О Грэтли мне было известно только то, что это промышленный город в
северной части Средней Англии, в котором до войны было около сорока тысяч
жителей, что оттуда к немцам просачиваются важные сведения и что наряду с
обычной пятой колонной там орудуют и два-три настоящих нацистских агента.
В таком месте, как Грэтли, успешно работающая шпионская организация
представляет большую опасность, так как здесь находится Электрическая
компания Чартерса, а у самого въезда в город выстроен громадный
авиационный завод Белтон-Смита, выпускающий в настоящее время новые
модификации самолетов "Циклон". Кроме того, неподалеку от завода стоят
несколько эскадрилий тяжелых бомбардировщиков. В Грэтли человек, умеющий
распорядиться собранными им сведениями, может быть весьма и весьма полезен
державам оси, если он будет слушать и смотреть в оба.

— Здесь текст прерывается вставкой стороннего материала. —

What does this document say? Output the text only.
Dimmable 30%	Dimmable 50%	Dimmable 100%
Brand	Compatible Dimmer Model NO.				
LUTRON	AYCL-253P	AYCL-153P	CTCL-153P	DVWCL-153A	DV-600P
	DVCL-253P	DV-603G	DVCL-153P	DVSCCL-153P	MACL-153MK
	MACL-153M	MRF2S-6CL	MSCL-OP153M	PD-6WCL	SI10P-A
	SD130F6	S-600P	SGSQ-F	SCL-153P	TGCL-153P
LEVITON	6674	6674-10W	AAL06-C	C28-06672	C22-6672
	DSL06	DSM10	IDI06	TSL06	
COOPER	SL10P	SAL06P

Я знал, что Военно-разведывательное управление и Особый отдел имеют в
Грэтли сотрудников, которые ведут там обычную, повседневную работу. Но
последние донесения свидетельствовали о том, что Грэтли или его
окрестности являются сейчас одним из штабов нацистских агентов, чем-то
вроде небольшого шпионского центра. Меня, конечно, ознакомили с этими
донесениями, и они показались мне достаточно убедительными, но толку от
этого было мало. В сущности, все сводилось к тому, что где-то есть стог
сена, а в нем иголки и нужно их отыскать. Так я и сказал старику Оствику
перед отъездом из Лондона.
- Это верно. Но знаете, что я вам скажу, Нейлэнд: вы, конечно, далеко
не гений, - Оствик ухмыльнулся, показав свои желтые зубы, - но человек
напористый и удачливый. В нашем деле очень много значит удача, а вам до
сих пор везло.
- Если бы мне действительно везло, я бы сейчас был на пути к
тихоокеанскому побережью, а не отправлялся в какой-то паршивый Грэтли, -
возразил я.
Оствик снабдил меня рекомендательным письмом к директору завода
Чартерса. Письмо было написано как надо, и, само собой разумеется, в нем
ни словом не упоминалось о контрразведке. Оно также не касалось вопроса о
том, что, собственно, делать инженеру-строителю на большом электрическом
заводе. Но оно должно было помочь мне выиграть время: мне велено было
представить его вскоре по приезде в Грэтли и, если директор склонен будет
принять меня на службу (что маловероятно), потребовать несуразно высокий
оклад и поставить неприемлемые условия, чтобы мне долго пришлось ждать,
пока правление примет какое-нибудь решение.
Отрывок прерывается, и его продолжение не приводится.